Zoubir Zerarga : À mon avis, ce constat déplorable est dû à la faiblesse des professionnels du livre. À part certaines maisons d’édition qu’on peut compter sur les doigts d’une seule main, les autres versent dans un amateurisme primaire.
Ils veulent gagner de l’argent sans investir. J’ignore si des statistiques sont dressées au sujet de la production littéraire. Mais je crois que même les éditeurs les plus en vue, leur catalogue dans la collection lettres ne dépasse pas quelques vingt écrivains par an. C’est peu face en nombre important d’aspirants écrivains.
Ceux-ci, en portant ce projet, plutôt ce rêve, galèrent devant le refus des professionnels et face à la cupidité des amateurs. En effet, certains éditeurs obligent les auteurs à mettre la main dans la poche. Ainsi, en plus de l’effort intellectuel fourni pour achever son œuvre, l’écrivain se voit contraint à consentir un effort financier colossal s’il veut que son œuvre voie le jour.
S’en suit encore la difficulté de la distribution et de la promotion. Et l’absence quasi-totale d’espace dédié au livre accentue la difficulté de l’écrivain.
Ce n’est pas facile d’écrire un livre. L’écrivain y met cœur et passion ainsi qu’il consacre beaucoup de temps pour ficeler son œuvre et il n’est récompensé que lorsqu’il voit le produit fini de son acharnement intellectuel. Donc l’auteur a besoin d’une politique sereine et engagée du livre, et son talent émergera sans nul doute.
TSA : Pourquoi cette passion à l’écriture ? Elle vient d’où pour un profil technique comme vous ?

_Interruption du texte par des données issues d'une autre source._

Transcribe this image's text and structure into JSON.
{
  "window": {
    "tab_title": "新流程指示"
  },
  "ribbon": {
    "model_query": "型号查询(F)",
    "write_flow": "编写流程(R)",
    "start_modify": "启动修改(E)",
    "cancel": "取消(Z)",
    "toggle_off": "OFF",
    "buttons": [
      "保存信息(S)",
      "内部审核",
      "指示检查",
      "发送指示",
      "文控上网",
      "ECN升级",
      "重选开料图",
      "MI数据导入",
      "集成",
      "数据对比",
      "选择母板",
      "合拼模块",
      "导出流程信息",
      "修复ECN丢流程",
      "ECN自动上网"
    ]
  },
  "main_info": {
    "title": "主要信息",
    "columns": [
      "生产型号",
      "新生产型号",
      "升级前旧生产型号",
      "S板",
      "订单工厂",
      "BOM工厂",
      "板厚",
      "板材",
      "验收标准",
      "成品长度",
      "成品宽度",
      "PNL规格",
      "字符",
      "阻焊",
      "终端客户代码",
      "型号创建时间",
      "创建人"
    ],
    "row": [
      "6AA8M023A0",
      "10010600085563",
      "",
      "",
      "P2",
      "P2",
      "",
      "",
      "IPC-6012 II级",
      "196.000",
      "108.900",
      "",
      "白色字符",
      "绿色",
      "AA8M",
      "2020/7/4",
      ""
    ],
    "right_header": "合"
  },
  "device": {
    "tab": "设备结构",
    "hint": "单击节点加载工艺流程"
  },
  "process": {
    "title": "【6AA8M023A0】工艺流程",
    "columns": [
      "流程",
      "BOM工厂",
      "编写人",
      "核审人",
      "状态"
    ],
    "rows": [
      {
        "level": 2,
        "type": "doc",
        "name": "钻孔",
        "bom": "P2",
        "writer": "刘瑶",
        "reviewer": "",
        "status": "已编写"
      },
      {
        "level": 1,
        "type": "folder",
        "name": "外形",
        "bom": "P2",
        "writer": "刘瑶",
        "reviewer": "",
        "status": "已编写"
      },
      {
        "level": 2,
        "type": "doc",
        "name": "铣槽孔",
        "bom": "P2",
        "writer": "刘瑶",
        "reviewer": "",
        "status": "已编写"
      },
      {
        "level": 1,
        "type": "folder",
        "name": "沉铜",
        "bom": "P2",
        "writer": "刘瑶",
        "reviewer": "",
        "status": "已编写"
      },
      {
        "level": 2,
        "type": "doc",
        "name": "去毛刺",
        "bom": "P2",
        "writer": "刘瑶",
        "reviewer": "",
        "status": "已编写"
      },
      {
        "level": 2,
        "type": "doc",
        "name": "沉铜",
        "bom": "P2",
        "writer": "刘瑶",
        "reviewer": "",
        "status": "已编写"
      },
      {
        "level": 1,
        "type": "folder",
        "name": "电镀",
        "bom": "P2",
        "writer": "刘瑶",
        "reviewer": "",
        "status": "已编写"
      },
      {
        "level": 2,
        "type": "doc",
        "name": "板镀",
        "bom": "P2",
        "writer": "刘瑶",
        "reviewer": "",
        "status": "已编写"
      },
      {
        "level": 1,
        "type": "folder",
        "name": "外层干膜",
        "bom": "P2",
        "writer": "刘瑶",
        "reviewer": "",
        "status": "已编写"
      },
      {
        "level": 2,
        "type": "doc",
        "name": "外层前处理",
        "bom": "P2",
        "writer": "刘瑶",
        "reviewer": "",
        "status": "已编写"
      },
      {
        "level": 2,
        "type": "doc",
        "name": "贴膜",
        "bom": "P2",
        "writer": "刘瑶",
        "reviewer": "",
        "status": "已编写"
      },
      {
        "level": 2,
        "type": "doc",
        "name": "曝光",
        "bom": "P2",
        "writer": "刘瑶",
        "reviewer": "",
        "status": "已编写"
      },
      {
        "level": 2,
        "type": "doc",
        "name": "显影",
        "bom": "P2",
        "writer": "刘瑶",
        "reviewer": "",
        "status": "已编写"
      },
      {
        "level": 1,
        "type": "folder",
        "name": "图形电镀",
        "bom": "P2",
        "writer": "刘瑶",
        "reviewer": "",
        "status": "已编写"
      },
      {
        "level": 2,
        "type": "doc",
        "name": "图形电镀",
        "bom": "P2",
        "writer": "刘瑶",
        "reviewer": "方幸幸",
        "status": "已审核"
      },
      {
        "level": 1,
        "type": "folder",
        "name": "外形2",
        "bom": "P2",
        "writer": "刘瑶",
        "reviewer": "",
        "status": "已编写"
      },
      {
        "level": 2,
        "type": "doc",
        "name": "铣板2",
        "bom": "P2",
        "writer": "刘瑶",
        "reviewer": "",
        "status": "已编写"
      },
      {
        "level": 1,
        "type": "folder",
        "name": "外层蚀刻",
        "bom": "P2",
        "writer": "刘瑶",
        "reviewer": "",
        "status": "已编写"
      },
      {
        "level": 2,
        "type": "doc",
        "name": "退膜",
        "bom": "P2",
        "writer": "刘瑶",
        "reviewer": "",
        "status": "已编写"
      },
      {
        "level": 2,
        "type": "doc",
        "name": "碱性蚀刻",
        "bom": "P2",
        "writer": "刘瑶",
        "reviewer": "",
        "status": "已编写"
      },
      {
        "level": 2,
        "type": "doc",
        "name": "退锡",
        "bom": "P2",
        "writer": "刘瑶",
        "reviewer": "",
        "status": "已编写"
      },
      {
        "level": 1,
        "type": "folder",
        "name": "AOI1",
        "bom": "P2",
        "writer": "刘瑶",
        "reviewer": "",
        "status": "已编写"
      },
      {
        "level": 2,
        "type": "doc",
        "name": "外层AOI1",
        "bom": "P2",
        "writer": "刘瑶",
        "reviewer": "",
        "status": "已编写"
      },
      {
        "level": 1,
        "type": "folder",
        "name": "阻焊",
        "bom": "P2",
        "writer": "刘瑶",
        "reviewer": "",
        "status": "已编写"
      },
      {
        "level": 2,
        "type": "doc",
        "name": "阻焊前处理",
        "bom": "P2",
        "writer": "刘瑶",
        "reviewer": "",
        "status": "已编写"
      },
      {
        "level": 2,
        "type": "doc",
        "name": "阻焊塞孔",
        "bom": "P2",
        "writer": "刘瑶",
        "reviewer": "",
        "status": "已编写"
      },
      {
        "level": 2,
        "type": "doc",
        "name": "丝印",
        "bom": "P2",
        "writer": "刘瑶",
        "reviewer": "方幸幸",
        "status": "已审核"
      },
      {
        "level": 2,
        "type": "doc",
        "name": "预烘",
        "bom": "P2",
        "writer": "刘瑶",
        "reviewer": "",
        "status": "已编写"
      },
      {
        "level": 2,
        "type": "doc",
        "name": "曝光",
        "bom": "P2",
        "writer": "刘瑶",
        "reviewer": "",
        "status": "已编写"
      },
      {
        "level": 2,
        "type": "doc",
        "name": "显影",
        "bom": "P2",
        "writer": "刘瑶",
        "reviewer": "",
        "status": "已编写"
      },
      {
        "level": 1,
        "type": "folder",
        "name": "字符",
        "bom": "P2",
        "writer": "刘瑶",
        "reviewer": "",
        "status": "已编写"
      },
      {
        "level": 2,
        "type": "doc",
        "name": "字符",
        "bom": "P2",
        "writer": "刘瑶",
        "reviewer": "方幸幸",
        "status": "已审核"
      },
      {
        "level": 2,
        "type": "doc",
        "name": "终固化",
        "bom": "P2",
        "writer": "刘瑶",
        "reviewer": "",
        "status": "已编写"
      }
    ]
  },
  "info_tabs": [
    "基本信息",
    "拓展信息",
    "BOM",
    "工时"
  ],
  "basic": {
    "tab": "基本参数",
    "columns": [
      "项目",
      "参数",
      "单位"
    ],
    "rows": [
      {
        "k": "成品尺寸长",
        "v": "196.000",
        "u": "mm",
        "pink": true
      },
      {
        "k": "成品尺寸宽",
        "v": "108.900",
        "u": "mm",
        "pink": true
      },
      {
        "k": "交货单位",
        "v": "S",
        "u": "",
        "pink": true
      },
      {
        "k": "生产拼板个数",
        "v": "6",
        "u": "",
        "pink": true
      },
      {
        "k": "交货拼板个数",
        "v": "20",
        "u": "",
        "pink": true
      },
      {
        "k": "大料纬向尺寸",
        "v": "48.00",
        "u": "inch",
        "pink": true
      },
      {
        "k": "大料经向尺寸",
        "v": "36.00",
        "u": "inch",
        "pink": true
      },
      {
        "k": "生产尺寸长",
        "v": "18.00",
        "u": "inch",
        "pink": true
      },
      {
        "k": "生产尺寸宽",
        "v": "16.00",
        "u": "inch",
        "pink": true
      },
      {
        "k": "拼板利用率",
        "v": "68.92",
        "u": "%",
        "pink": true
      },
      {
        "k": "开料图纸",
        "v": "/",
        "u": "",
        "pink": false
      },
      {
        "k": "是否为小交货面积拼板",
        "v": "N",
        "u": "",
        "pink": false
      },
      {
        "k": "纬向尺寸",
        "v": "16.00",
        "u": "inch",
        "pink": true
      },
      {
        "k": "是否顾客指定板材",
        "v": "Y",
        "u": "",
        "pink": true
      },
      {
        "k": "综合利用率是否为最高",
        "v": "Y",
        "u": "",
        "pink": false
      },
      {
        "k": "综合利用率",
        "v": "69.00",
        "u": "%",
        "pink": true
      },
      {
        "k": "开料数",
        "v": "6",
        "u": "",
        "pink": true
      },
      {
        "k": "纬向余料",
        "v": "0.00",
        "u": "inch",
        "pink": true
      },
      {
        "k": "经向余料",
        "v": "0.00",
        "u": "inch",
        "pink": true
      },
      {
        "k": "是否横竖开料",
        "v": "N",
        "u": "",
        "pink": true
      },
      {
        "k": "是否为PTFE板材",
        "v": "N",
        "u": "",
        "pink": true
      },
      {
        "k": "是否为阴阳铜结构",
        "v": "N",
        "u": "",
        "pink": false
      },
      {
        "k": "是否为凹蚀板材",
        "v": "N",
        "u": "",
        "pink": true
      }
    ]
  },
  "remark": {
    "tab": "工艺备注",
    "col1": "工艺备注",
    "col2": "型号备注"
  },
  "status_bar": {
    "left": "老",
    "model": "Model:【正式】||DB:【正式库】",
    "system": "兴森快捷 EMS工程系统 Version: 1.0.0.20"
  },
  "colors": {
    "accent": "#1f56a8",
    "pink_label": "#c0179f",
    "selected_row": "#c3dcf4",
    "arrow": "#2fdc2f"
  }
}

Zoubir Zerarga : En fait, la passion ne s’explique pas. Elle est peut-être innée. Oui, je possède un profil technique, mais je ne crois pas que l’univers de l’écriture soit réservé à une catégorie au détriment d’une autre.
La passion et l’ardeur surpassent ce genre de classification. Plusieurs brillantes plumes ne sont pas forcément de formation littéraire. Je pense au défunt Tahar Djaout qui était matheux, Youcef Zirem, qui est ingénieur en pétrole, Marc Levy, qui est architecte et d’autres qui n’ont pas suivi des études littéraires.
Pour vous dire, lorsque le penchant pour les mots vous habite depuis votre tendre jeunesse, l’envie d’écrire et la passion envers les lettres ne font que grandir en vous. Et assurément, un jour vous finirez par produire un livre passionnant, peu importe le profil duquel vous sortez.